And finally...despite the slings and arrows, I did have a sincere question/contention here, and it is simply this;
When one hears that Hugh Wilson and his committee were way too green to have routed the original Merion course, it sounds reasonable on the face of it, especially when the author makes no attempt to differentiate between the original 1912 routing and today's routing that has been lauded as nearly perfect.
In point of fact, the original routing is roughly 65% the same as todays, and not nearly as good.
So the real question is, what level of expertise would the committee have needed to route the golf course?
Let's recall that it was 120 acres, roughly, and they built a course just over 6200 yards.
Now, if that 120 acres of land was a rolling, largely untreed, rectangular property with a few choice natural hazards like a creek, one could see any number of possibilities in how the course might be routed.

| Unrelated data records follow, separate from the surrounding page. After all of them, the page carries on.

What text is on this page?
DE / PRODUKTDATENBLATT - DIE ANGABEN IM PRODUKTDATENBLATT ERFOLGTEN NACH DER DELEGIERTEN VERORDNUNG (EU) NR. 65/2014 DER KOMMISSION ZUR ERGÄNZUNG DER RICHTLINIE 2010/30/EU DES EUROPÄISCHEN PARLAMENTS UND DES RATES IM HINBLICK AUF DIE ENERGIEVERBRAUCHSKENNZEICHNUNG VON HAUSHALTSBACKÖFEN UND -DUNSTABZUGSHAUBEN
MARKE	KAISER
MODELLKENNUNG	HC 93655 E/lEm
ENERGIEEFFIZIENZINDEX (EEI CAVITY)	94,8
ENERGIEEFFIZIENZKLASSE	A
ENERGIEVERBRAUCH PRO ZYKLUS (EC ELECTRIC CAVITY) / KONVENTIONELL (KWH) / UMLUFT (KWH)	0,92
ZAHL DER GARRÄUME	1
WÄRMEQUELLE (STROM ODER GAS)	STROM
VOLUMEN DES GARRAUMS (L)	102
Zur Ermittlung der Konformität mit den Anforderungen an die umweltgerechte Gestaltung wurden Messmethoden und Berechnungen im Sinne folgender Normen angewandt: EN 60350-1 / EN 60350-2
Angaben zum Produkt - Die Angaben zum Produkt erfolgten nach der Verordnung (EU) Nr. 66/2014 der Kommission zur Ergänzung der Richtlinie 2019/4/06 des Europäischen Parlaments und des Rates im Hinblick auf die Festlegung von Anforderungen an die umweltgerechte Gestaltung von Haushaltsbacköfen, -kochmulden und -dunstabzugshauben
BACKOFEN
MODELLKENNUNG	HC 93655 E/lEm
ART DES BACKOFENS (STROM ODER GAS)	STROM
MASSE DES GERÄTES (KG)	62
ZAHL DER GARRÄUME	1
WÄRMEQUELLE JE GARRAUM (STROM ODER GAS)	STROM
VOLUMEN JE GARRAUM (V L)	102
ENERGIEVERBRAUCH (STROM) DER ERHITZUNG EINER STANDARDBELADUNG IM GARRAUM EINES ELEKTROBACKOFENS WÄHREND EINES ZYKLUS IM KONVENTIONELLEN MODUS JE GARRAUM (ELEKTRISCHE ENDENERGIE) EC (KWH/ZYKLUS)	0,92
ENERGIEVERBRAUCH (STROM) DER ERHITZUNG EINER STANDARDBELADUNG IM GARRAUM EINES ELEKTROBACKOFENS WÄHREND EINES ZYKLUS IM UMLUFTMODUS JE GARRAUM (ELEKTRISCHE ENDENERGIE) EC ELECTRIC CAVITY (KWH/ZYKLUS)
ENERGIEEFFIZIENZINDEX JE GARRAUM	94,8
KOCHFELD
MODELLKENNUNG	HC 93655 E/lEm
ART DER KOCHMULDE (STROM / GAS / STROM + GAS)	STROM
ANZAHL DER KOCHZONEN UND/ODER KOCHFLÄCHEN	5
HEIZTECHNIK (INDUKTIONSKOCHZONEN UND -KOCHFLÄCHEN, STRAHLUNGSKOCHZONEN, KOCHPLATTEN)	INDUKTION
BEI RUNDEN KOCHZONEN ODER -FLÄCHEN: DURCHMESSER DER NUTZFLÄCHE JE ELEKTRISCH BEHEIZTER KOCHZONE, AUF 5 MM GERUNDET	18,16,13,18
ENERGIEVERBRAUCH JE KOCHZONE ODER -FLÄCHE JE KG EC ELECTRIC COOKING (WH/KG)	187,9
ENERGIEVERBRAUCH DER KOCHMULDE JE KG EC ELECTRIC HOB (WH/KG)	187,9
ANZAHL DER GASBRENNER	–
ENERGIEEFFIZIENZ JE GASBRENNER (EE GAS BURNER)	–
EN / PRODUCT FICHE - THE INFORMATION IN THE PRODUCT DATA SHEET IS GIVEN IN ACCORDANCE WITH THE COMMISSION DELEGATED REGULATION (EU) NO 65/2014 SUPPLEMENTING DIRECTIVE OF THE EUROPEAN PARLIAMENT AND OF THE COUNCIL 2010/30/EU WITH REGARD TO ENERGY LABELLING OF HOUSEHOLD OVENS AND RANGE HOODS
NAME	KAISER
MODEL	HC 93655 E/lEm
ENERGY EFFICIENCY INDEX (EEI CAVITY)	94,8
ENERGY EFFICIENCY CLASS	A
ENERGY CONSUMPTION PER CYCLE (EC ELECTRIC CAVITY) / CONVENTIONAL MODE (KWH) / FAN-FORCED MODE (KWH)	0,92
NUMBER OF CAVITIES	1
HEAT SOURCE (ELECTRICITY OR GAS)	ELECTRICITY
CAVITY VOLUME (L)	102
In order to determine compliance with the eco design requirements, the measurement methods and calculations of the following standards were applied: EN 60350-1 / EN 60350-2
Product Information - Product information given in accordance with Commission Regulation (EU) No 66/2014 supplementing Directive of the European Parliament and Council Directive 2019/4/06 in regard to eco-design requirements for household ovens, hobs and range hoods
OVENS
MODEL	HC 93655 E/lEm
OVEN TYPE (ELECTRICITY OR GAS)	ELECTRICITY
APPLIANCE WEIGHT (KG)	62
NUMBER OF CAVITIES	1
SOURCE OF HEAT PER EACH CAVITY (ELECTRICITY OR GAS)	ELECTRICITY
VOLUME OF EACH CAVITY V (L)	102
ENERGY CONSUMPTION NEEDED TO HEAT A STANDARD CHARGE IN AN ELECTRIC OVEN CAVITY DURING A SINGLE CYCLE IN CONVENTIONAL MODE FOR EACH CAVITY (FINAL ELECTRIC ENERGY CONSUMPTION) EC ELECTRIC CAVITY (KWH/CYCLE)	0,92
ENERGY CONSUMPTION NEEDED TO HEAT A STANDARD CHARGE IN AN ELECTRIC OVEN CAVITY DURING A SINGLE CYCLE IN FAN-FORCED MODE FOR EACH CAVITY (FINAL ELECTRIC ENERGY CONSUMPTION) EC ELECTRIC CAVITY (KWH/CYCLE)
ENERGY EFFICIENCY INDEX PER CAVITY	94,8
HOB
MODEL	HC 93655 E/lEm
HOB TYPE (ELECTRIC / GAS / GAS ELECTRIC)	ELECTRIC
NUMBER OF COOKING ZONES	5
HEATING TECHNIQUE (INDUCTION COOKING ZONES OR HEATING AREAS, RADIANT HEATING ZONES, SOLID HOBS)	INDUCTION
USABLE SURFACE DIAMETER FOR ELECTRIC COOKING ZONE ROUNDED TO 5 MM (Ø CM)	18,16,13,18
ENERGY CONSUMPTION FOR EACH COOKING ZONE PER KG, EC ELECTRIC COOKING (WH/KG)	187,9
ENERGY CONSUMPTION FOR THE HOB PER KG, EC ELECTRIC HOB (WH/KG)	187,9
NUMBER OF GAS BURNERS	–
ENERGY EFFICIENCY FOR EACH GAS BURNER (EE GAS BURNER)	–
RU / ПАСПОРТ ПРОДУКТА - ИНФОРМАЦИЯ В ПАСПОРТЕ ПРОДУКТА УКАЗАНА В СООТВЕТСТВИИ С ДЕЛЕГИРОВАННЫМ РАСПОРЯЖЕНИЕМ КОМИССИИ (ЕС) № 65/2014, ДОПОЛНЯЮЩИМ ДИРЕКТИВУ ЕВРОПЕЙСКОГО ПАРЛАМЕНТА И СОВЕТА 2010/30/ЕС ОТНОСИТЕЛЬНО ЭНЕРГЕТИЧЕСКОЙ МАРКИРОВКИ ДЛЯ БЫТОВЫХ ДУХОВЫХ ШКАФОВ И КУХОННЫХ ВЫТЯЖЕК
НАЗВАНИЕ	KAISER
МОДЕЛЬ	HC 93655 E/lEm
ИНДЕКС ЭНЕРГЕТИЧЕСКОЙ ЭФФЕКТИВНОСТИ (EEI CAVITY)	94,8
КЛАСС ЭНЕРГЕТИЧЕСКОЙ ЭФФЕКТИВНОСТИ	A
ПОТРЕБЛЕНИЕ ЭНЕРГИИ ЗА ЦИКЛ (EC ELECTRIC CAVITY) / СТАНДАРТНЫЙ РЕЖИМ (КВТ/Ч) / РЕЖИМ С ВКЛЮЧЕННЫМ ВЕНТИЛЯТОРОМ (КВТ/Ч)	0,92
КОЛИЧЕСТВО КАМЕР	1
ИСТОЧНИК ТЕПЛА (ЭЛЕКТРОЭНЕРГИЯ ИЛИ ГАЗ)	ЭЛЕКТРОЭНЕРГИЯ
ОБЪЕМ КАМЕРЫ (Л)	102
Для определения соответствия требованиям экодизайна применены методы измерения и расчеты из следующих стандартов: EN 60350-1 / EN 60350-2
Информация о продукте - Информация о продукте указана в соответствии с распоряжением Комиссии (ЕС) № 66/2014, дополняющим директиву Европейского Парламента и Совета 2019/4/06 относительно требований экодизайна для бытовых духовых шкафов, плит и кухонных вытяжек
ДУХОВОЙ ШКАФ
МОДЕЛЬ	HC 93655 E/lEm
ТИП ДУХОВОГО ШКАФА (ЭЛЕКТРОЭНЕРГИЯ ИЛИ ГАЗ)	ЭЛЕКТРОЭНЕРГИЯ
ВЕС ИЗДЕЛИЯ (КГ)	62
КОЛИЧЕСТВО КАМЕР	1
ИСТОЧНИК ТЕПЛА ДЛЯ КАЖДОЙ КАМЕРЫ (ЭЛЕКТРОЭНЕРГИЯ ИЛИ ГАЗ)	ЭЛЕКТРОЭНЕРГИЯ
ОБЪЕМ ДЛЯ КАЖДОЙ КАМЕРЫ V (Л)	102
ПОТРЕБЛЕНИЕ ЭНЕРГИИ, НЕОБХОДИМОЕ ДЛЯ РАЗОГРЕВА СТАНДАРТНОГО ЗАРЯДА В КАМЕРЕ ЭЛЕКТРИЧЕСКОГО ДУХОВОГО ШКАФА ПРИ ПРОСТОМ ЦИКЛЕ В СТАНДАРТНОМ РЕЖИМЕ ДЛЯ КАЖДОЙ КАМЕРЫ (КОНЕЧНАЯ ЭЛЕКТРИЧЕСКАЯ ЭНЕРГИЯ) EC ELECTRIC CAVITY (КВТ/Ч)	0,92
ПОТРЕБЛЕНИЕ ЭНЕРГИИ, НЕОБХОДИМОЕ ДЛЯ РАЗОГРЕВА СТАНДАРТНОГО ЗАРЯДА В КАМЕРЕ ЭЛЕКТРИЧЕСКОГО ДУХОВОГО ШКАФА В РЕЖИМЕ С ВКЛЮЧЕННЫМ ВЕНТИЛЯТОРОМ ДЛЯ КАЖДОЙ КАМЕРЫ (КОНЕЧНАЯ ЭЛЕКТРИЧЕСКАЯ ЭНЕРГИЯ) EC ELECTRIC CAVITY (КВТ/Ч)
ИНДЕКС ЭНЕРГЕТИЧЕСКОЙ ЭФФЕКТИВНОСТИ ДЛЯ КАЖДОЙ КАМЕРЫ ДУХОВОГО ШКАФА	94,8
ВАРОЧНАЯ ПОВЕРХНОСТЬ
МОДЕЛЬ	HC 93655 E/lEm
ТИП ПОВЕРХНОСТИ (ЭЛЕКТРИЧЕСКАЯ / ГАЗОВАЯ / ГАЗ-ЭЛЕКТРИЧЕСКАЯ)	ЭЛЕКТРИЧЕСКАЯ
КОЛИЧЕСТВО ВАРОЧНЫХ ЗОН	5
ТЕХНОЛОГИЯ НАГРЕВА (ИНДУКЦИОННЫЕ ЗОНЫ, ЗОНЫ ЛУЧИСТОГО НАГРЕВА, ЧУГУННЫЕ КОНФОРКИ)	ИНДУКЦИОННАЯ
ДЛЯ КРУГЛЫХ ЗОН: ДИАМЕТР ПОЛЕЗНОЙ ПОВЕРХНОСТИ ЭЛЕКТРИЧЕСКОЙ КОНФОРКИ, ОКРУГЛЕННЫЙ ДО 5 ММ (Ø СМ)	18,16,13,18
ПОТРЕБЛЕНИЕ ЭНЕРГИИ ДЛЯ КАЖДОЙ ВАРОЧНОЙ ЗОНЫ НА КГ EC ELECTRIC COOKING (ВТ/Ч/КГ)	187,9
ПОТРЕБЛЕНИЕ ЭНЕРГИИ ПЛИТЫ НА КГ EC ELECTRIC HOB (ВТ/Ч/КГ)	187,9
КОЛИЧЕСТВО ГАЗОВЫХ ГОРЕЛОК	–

However, this was not the case.
What I presented above, and what the Merion committee was presented with, is a very narrow, L-shaped property with some serious limitations like a big, ole quarry, existing structures, a public road crossing, a real estate component next door, and basic Pennsylvania clay.
The point of my question was...is it possible to design a good, reasonably challenging course of 6200 yards on this property by anyone...professional or amateur...where the holes on the north side of Ardmore Ave. don't flow north and south, and the holes on the south side don't flow east and west?
I mean...how else would you route it? What special talent or insight did it take to do what they did, considering that the original layout was NOT today's, and that fully 7 of the 18 holes were changed in whole or part by 1924?
If these are questions that don't belong on an architectural website, then perhaps I'm in the wrong place here.